Understanding the context behind them is fundamental.

By just looking at sales figures without any context one could say that series like Super Mario Bros, Pokémon and Kirby are in decline just because they peaked, sales-wise, with the very first episode.
However this would be a myopic point of view that do not consider how a franchise stabilize during time and what may influence it (for the better or the worse).

Both Mario Kart 7 and 8 declined by million of units compared their predecessors on home console (MK Wii) and handheld (MK DS) but this has more to do with commercial success of the platform they were released on than an unproven cause related to fatigue (both MK 7 and 8 can be considered to have performed well sales-wise).

Why did Mario Party 8 and DS had sharp increase (sold several times more) compared to the MP series average sales until and after that point in time?
Until one put thought behind the market condition the game were released on or what it did different compared the past to cater to the contemporary audience he can't have a realistic grasp of what sales figures can suggest.


EDIT:
Mario Party Star Rush failed to sell-in 1M+ in its first 5 months on the market but it is currently unknown if the game overall will fail to cross the 1M threshold.
At the same time Mario Party Island Tour is likely to have sold considerably more than 1.66M (we miss 2 and half years of sales which include the Nintendo Select re-release).
All of this is because we have incomplete data on those two games.
Making statements by using incomplete data is also not a very wise move.
 

Boss Doggie

all my loli wolf companions are so moe
New Super Mario Bros.

Remember when the classic 2D games all looked different and unique? (Yeah yeah lost levels).

to be fair, that's because those games were their "own" series

it's like saying Galaxy 1 and 2 are "similar", same with your lost levels comment, since it is a direct sequel to SMB
 

jdmonmou

Member
Call of Duty definitely. The game is still good but there have been annual releases without much new added to the multiplayer, so I've grown fatigued by the franchise.

And I'd like to see sports games like Madden, NBA 2K, and MLB the Show switch to 2-3 year cycles where they support each release through DLC while taking more time to add upgrades to the core game. Each new release currently only brings roster updates and minor refinements. I still buy these games, but I resent doing it because I'm only doing so to stay current.
 

elhav

Member
Assassin's creed started as a nice franchise that I had fun following, but after 3 the avalanche of AC games was getting ridiculous. Stopped giving a shit and I can't stand to look at these games now.
 

Linkark07

Banned
Another: Command & Conquer.

Now, this is partially genre death, but they really cranked that shit out in the last years before EA shuttered it for good. In the decade following RA2/Yuri there was:

Renegade (the FPS hybrid)
Generals
Generals Exp
C&C3
RA3
C&C4
Generals 2 (cancelled)

You know, it wasn't because of being fatigued that killed the franchise. It was EA stupid decisions that killed the franchise.

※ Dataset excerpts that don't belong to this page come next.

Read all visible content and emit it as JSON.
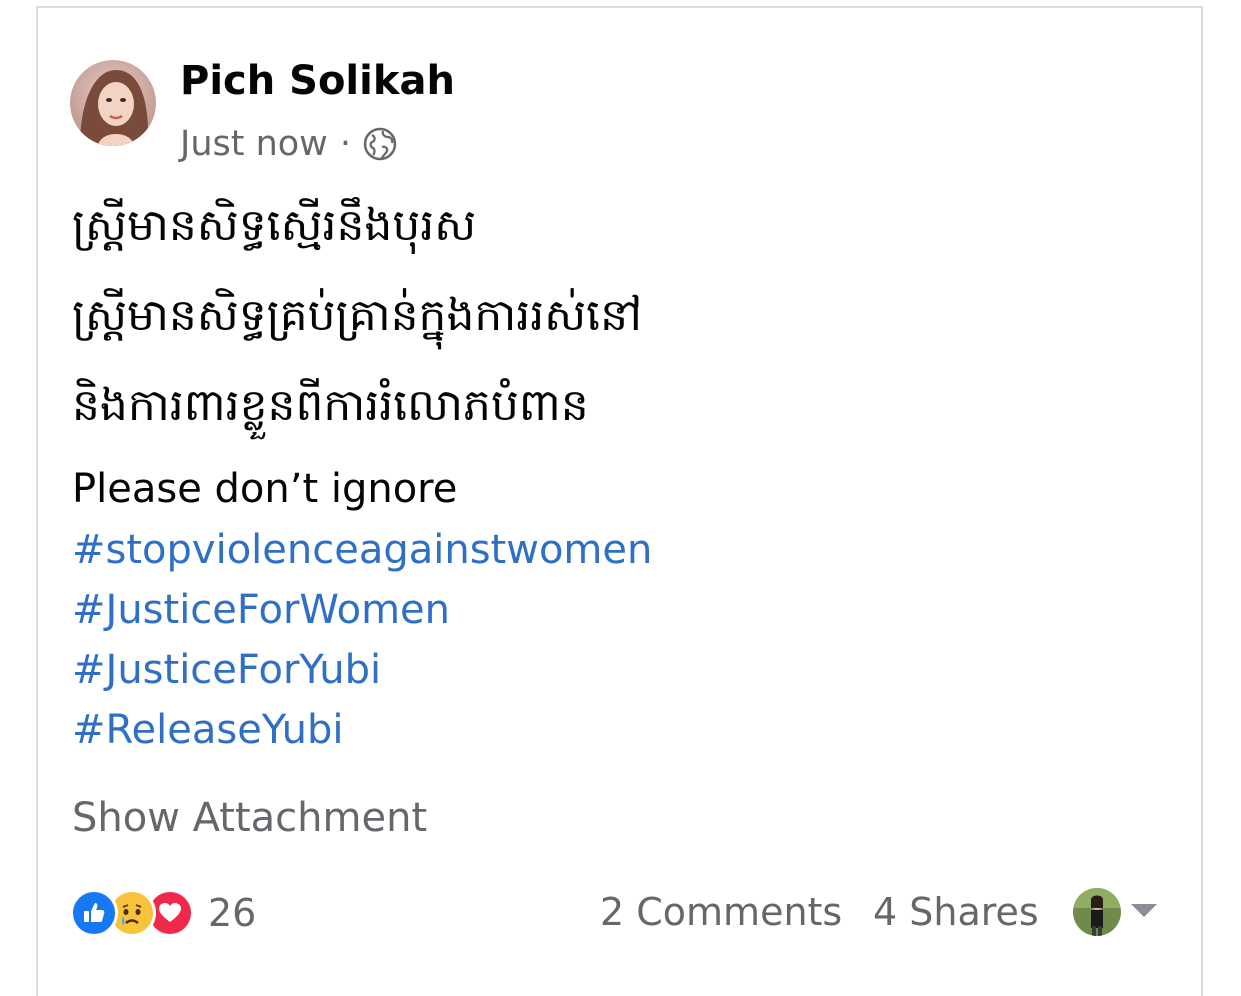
{
  "post": {
    "author": "Pich Solikah",
    "timestamp": "Just now",
    "separator": "·",
    "privacy_icon": "globe-icon",
    "body_khmer": [
      "ស្ត្រីមានសិទ្ធស្មើរនឹងបុរស",
      "ស្ត្រីមានសិទ្ធគ្រប់គ្រាន់ក្នុងការរស់នៅ",
      "និងការពារខ្លួនពីការរំលោភបំពាន"
    ],
    "body_english": "Please don’t ignore",
    "hashtags": [
      "#stopviolenceagainstwomen",
      "#JusticeForWomen",
      "#JusticeForYubi",
      "#ReleaseYubi"
    ],
    "show_attachment": "Show Attachment"
  },
  "footer": {
    "reaction_icons": [
      "like-icon",
      "sad-icon",
      "love-icon"
    ],
    "reaction_count": "26",
    "comments": "2 Comments",
    "shares": "4 Shares",
    "menu_icon": "caret-down-icon"
  },
  "colors": {
    "hashtag": "#2f6fc6",
    "muted": "#65676b",
    "like": "#1877f2",
    "love": "#f0284a",
    "sad": "#f7c33b"
  }
}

People were wary of RA3 because it was more wacko than usual (I liked it though).

C&C4 is what really annoyed the fans, by trying to make it a cheap ripoff of Warhammer 4K Dawn of War 2.

Then come Generals 2 and EA tried to make it a F2P with microtransactions like buying commanders with different units. EA saw fans hated that shit and canned the franchise.

My answer is Assassin's Creed too. Until 2 everything was fine. Brotherhood was ok, an excellent game but not needed. But after Revelations, they really dropped the ball releasing sequels each year. Thing got worst with Rogue and Unity in the same year.
 

Vandole

Member
Harvest Moon. During the DS era it almost became an annual franchise. Six games got released on the handheld, not counting the spinoffs and it definitely started to feel stale. Best thing that happened for them was taking a few years off and making a New Beginning for the 3DS and then ultimately having to change the name of the series to Story of Seasons. Now Natsume can focus on completely destroying the brand's name without the actual game sinking with it.